Loser of the Day: Frisbee Golf (Frolf) Guy

Time for another new feature on The Man Blog.  Hey since this is a new blog, all the features are new, right?  The concept for this is simple….I am going to pick out a particular type of person or group of people and tell everyone why you are a loser/losers.  Politically correct?  Probably not.  If you don’t like it, or if this offends you, you’re wrong.

Loser of the Day – Frisbee Golf Guy

I like to ride my bike.  I try to get out and ride at least a couple of times a week.  Near my house, there is a park and the main function/focus of this park is a frisbee golf course.  Now, for those of you who don’t know, there is a stupid game out there called disc golf, frisbee golf or “frolf” and there are actually losers that play this game.  I will refer to it as a game instead of a sport because it is not a sport.  I guess the concept of frolf is ok enough….so it’s just like golf, but with frisbees.  You throw the frisbee into a basket looking thing (see photo for reference) and this goes on and on for several “holes” with the idea that the lowest score wins.  Duh.

A disc resting in the basket

A disc resting in the basket (Photo credit: Wikipedia)

What bothers me most about this game are the losers that are playing it.  Now, this is an equal opportunity for both ladies and guys alike to act like total and complete morons, but I will focus on the guys here.  This is The Man Blog.  In riding my bike through this park, I’ve now had several opportunities to witness these morons first hand getting their frolf on, and it’s not a pretty sight.  What’s shocking is the consistency that I observed in evaluating the game’s participants.  Now it might be that it’s just the same losers every damn day over at this park playing this stupid game, but I think it’s sadly many people who are doing this.  They’re all alike.

First requirement….you have to be a total burnout loser to play this game.  Wow, I am impressed with your ability to smoke a cigarette while you frolf, and what’s even more amazing is that everyone playing this game smokes.  It’s almost a badge of honor for you to style your frolf moves while rocking a heater in your mouth.  Can a physical activity really be considered good for you if you can smoke a cigarette while you do it?  I even saw some stoners toking it up.  That’s a blog for a different day.  Hey, it’s a beautiful day outside….let’s go frolf and burn some heaters.  Brilliant.

Second….no shirts allowed for the guys.  We are all very impressed with your heroin user skinny man body, and the fact that your ratty shorts are clinging to the lower part of your “just a little thicker” hips for dear life is quite impressive.  Taking the shirt off really allows the casual onlooker to see just how dirty you are.  Curly chest hairs and pierced nipples aside, your physique is not a thing of beauty and the fact that you wanna take off your shirt when you play disc golf makes you a loser.  No one is impressed.
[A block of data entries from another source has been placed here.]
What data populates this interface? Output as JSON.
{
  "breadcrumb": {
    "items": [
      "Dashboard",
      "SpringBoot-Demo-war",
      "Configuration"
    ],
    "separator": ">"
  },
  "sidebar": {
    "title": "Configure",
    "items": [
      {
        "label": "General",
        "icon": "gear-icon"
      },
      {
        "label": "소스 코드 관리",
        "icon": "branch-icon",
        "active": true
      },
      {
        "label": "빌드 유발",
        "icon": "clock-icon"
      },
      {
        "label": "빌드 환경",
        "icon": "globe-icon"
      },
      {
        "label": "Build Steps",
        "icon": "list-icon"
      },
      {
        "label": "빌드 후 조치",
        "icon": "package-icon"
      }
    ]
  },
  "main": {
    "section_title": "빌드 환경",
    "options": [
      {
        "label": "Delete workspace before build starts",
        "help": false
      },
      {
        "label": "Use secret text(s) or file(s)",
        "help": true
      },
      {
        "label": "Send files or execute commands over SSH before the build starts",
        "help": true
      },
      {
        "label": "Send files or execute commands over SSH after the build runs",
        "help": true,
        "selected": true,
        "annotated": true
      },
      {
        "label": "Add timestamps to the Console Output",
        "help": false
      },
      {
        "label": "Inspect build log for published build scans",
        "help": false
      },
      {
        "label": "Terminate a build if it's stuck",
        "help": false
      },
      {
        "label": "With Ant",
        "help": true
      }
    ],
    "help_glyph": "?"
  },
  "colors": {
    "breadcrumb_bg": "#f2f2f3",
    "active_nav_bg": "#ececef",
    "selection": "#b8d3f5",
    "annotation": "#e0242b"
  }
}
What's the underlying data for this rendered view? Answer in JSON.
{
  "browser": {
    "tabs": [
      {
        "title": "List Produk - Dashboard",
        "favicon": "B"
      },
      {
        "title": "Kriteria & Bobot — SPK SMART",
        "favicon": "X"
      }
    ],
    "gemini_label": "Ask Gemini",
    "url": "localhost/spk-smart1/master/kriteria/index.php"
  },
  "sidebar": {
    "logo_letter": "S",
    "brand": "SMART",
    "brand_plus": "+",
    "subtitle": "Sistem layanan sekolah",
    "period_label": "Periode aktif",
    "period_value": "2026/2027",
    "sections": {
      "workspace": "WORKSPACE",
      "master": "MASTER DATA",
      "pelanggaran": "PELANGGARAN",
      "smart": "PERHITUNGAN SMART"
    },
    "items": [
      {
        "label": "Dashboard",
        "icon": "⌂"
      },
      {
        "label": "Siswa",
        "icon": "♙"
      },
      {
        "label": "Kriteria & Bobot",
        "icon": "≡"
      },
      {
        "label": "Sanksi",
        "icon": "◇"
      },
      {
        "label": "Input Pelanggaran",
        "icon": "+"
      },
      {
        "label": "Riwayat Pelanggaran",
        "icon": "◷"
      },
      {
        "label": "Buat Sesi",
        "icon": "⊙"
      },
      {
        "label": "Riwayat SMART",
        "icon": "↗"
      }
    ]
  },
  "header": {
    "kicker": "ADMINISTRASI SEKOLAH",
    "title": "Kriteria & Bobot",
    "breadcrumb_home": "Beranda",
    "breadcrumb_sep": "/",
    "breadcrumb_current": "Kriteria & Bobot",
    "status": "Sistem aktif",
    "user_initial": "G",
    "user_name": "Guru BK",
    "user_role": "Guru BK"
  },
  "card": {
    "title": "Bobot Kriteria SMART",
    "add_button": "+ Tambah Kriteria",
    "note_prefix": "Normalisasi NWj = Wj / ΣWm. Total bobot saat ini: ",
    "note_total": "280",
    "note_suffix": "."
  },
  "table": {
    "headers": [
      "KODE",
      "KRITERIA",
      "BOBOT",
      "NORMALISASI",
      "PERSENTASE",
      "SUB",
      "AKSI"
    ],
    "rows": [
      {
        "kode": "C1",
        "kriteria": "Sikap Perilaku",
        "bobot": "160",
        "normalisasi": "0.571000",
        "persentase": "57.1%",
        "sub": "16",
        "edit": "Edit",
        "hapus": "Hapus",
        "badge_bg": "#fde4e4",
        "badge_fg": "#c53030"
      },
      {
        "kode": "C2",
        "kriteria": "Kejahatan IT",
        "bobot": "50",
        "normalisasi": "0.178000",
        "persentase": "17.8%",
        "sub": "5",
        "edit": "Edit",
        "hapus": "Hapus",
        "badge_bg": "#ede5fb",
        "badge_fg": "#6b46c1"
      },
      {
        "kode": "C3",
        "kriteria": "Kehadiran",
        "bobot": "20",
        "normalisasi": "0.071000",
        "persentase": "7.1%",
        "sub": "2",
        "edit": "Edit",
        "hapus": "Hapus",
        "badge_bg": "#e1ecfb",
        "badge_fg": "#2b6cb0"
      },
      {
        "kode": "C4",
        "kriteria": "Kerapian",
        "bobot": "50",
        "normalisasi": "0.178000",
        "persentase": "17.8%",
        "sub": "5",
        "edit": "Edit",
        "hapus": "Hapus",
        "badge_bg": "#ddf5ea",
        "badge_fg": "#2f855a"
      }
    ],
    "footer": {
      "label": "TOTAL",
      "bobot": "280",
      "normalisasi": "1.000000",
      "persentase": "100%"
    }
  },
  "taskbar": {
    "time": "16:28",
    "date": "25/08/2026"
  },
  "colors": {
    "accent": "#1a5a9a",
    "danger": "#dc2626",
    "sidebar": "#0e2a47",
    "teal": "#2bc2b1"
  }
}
Third, you must be totally oblivious to everything else going on around you.  I know that in real golf, focus is important when you’re making that all important long distance putt for the win, but chucking plastic discs around the park does not require the same amount of focus.  Pay attention to what’s going on around you, loser.  I almost had my head taken off at least three times in the last week riding through the frolf battleground at the park.  This was after I saw the loser going into his windup and quite audibly shouting at them to stop what they’re doing as there is a bike coming in their direction.  It didn’t work.  Approaching a frolfer on bike is like sneaking up on a deer in a Hummer, and the frolfer still seems startled when I enter their field of view.  Wake up, dumbass!  You’re not alone in the park.

It’s also amazing to me the amount of gear that these dorks are hauling around with them when they play this game.  Some of them have bags full of frisbees to use in different frolf scenarios.  Out of curiosity, I stopped and talked to one of them about what all the frisbees were for.  Hell, he had “drivers”, “mid range” and “putters”.  What a tool.  I wondered how much these things cost, and was startled to find on www.rei.com that you can spend up to $20-30 on an individual disc, plus bag, plus crap.  Am I the only one who thinks that frisbees were meant to be given away at carnivals and school functions for free?

I guess this disturbing trend is here to stay.  There is actually a Professional Disc Golf Association (www.pdga.com) and you can join as a member.  Where I come from, you don’t have to be a member to be in a group of losers.  For $50, you can join the PDGA, and prove even more to yourself and your friends that you, Frisbee Golf Guy, are a total loser.